As exportações brasileiras de carne bovina e mel para a União Europeia podem sofrer um forte impacto a partir de 3 de setembro, quando entra em vigor a proibição da entrada desses produtos no bloco europeu.
A União Europeia justifica a medida afirmando que o Brasil não realiza fiscalização adequada sobre o uso de antimicrobianos na produção de proteína animal. Representantes dos setores afetados, porém, contestam a decisão e afirmam que ela tem caráter protecionista.
Nos últimos anos, tanto a carne bovina quanto o mel brasileiros ampliaram sua presença no mercado europeu. No caso da carne bovina, as exportações cresceram 19% no primeiro semestre de 2026, em comparação com o mesmo período de 2025, totalizando 51,2 mil toneladas embarcadas para os países da União Europeia, segundo a Associação Brasileira da Indústria Exportadora de Carne Bovina (Abiec).
A expansão já vinha sendo observada anteriormente. Em 2025, o volume exportado aumentou 7% em relação ao ano anterior. O crescimento também foi registrado na receita: o faturamento das exportações para o bloco europeu passou de US$ 895,7 milhões, em 2024, para US$ 1,06 bilhão em 2025, alta de 18%.
O setor de mel também apresentou desempenho expressivo. Entre janeiro e junho deste ano, as vendas para a União Europeia renderam US$ 6,35 milhões, o dobro do registrado no mesmo período de 2025, quando somaram US$ 3,18 milhões, conforme dados da Associação Brasileira dos Exportadores de Mel (Abemel).
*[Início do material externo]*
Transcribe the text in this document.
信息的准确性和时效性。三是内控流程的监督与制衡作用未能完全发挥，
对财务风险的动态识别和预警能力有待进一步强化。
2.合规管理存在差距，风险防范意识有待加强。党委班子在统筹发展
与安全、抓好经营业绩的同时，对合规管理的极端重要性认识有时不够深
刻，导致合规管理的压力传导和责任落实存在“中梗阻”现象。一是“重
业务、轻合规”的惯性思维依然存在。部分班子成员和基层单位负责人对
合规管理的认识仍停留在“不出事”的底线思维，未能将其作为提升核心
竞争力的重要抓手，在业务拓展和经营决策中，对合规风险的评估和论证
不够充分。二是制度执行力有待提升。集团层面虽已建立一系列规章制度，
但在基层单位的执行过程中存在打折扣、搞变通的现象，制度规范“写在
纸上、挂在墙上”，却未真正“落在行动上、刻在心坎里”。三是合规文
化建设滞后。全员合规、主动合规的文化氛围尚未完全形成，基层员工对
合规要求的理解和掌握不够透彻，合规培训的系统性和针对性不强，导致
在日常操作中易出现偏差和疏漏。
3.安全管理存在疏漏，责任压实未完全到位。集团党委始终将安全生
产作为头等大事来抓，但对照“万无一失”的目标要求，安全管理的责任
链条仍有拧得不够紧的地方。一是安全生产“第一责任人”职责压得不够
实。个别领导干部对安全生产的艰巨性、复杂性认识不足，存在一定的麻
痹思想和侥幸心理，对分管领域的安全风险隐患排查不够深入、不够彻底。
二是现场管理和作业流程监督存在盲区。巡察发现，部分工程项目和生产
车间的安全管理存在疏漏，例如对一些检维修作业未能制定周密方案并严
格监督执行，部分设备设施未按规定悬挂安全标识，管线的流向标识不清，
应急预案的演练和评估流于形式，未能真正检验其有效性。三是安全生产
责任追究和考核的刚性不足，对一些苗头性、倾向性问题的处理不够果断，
Em 2025, o mercado europeu respondeu por cerca de 5% das exportações brasileiras de mel. No primeiro semestre de 2026, essa participação já se aproximava de 10%, refletindo a crescente demanda pelo produto brasileiro.
Desafio para encontrar novos mercados
Especialistas do setor avaliam que substituir o mercado europeu não será uma tarefa simples. A abertura de novos destinos exige negociações comerciais, adaptação às exigências sanitárias e tempo para consolidar novos compradores.
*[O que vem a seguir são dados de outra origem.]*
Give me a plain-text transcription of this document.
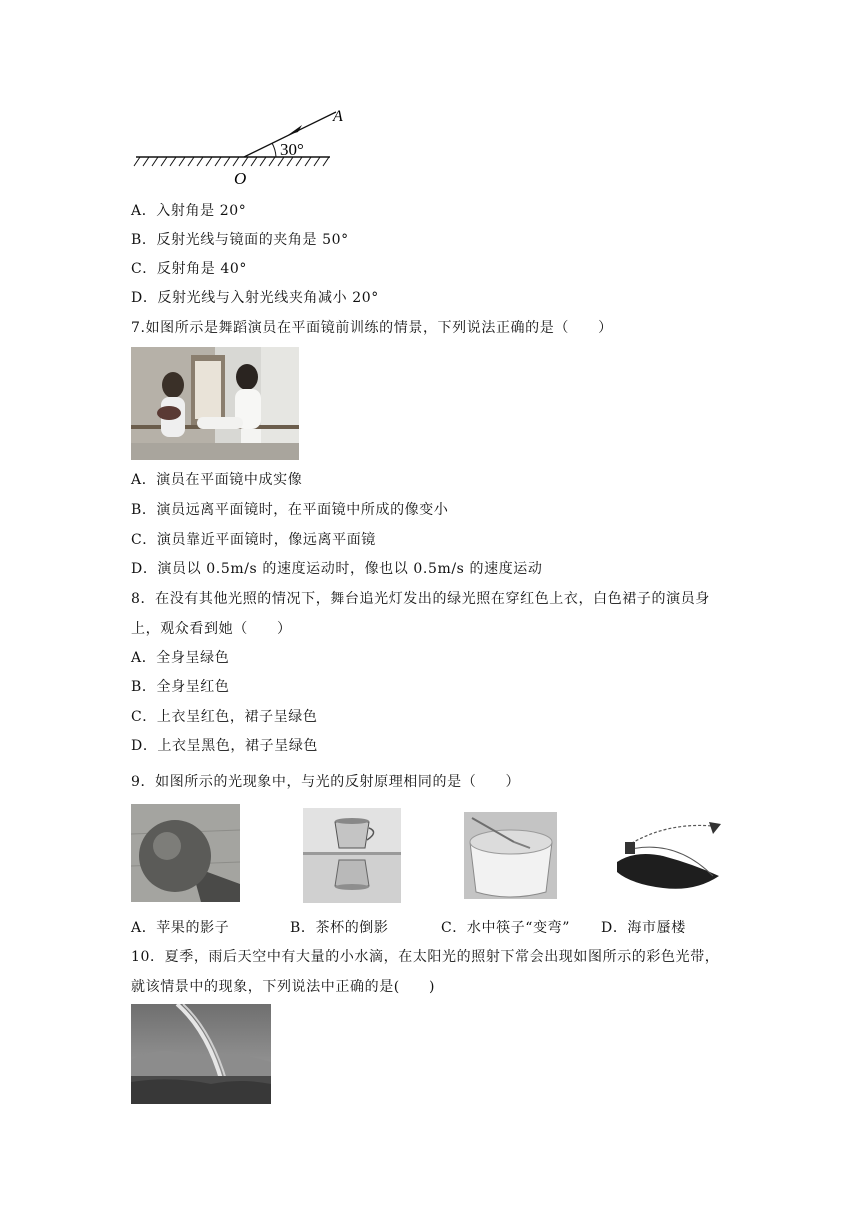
30°
A
O
A．入射角是 20°
B．反射光线与镜面的夹角是 50°
C．反射角是 40°
D．反射光线与入射光线夹角减小 20°
7.如图所示是舞蹈演员在平面镜前训练的情景，下列说法正确的是（　　）
A．演员在平面镜中成实像
B．演员远离平面镜时，在平面镜中所成的像变小
C．演员靠近平面镜时，像远离平面镜
D．演员以 0.5m/s 的速度运动时，像也以 0.5m/s 的速度运动
8．在没有其他光照的情况下，舞台追光灯发出的绿光照在穿红色上衣，白色裙子的演员身
上，观众看到她（　　）
A．全身呈绿色
B．全身呈红色
C．上衣呈红色，裙子呈绿色
D．上衣呈黑色，裙子呈绿色
9．如图所示的光现象中，与光的反射原理相同的是（　　）
A．苹果的影子	B．茶杯的倒影	C．水中筷子“变弯” D．海市蜃楼
10．夏季，雨后天空中有大量的小水滴，在太阳光的照射下常会出现如图所示的彩色光带，
就该情景中的现象，下列说法中正确的是(　　)
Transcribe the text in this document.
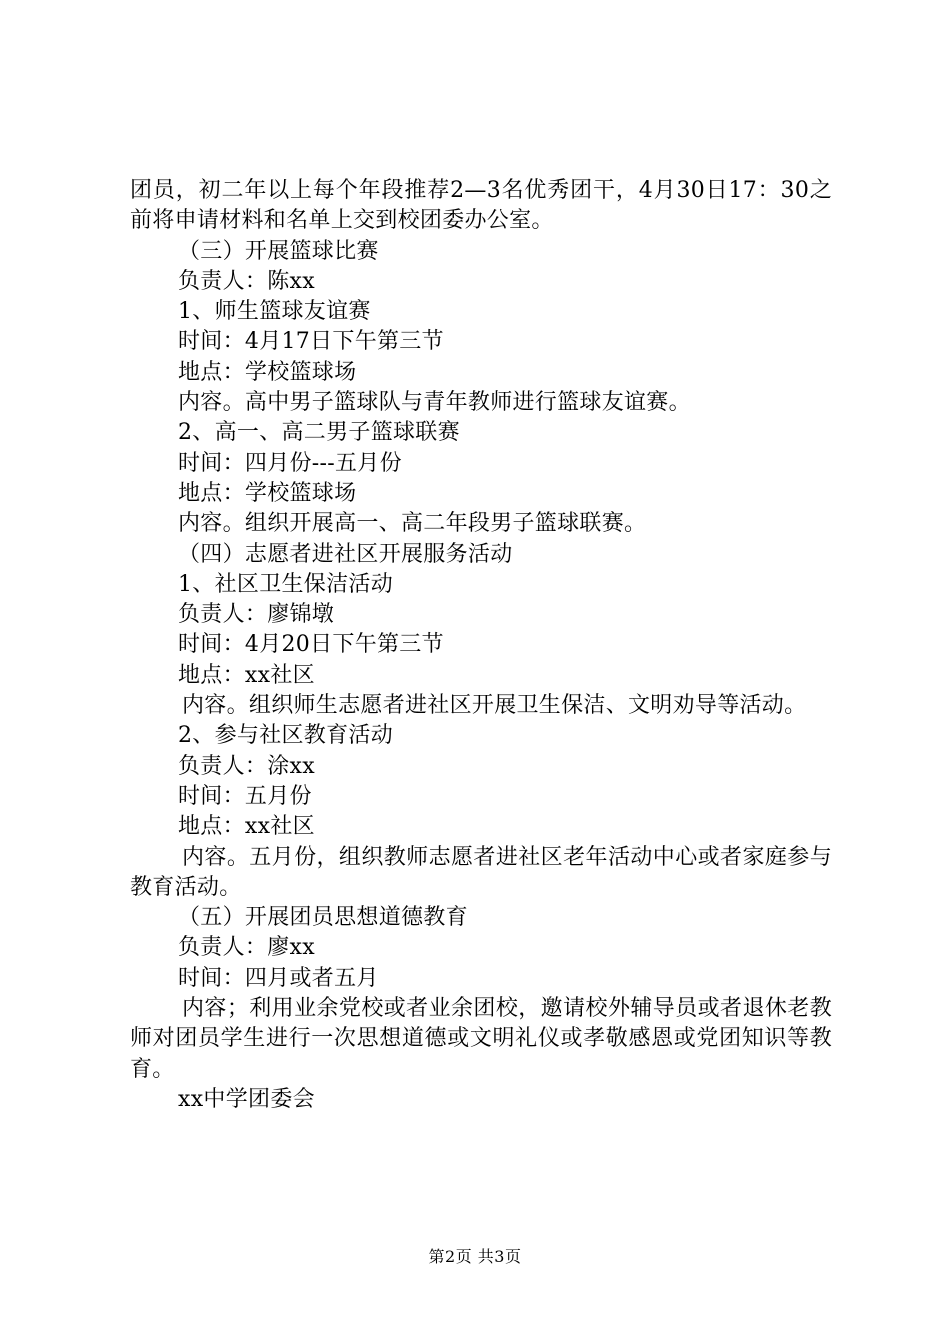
团员，初二年以上每个年段推荐2—3名优秀团干，4月30日17：30之前将申请材料和名单上交到校团委办公室。
（三）开展篮球比赛
负责人：陈xx
1、师生篮球友谊赛
时间：4月17日下午第三节
地点：学校篮球场
内容。高中男子篮球队与青年教师进行篮球友谊赛。
2、高一、高二男子篮球联赛
时间：四月份---五月份
地点：学校篮球场
内容。组织开展高一、高二年段男子篮球联赛。
（四）志愿者进社区开展服务活动
1、社区卫生保洁活动
负责人：廖锦墩
时间：4月20日下午第三节
地点：xx社区
内容。组织师生志愿者进社区开展卫生保洁、文明劝导等活动。
2、参与社区教育活动
负责人：涂xx
时间：五月份
地点：xx社区
内容。五月份，组织教师志愿者进社区老年活动中心或者家庭参与教育活动。
（五）开展团员思想道德教育
负责人：廖xx
时间：四月或者五月
内容；利用业余党校或者业余团校，邀请校外辅导员或者退休老教师对团员学生进行一次思想道德或文明礼仪或孝敬感恩或党团知识等教育。
xx中学团委会
第2页 共3页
Na carne bovina, a União Europeia se destaca pela importação de cortes nobres de alto valor agregado, como filé mignon, contrafilé e alcatra, pagando um dos maiores preços médios pela carne brasileira. Já mercados asiáticos, que ampliaram suas compras nos últimos anos, concentram a demanda em produtos diferentes, como miúdos e outros cortes.
No segmento do mel, a expectativa também é de dificuldades para redirecionar toda a produção destinada ao bloco europeu.
Em 2025, o Brasil ocupou a 7ª posição entre os maiores exportadores de mel do mundo em volume e a 8ª em valor exportado. Os principais destinos do produto foram os Estados Unidos, responsáveis por 84% das compras, seguidos por Canadá (8%) e Alemanha (4%).
A decisão da União Europeia aumenta a preocupação dos exportadores em um momento de incerteza no comércio internacional. Embora carne bovina e mel tenham sido poupados das tarifas impostas recentemente pelos Estados Unidos sobre produtos brasileiros, empresários afirmam que o mercado norte-americano permanece imprevisível. Até então, a União Europeia era considerada um dos destinos mais estáveis para esses produtos.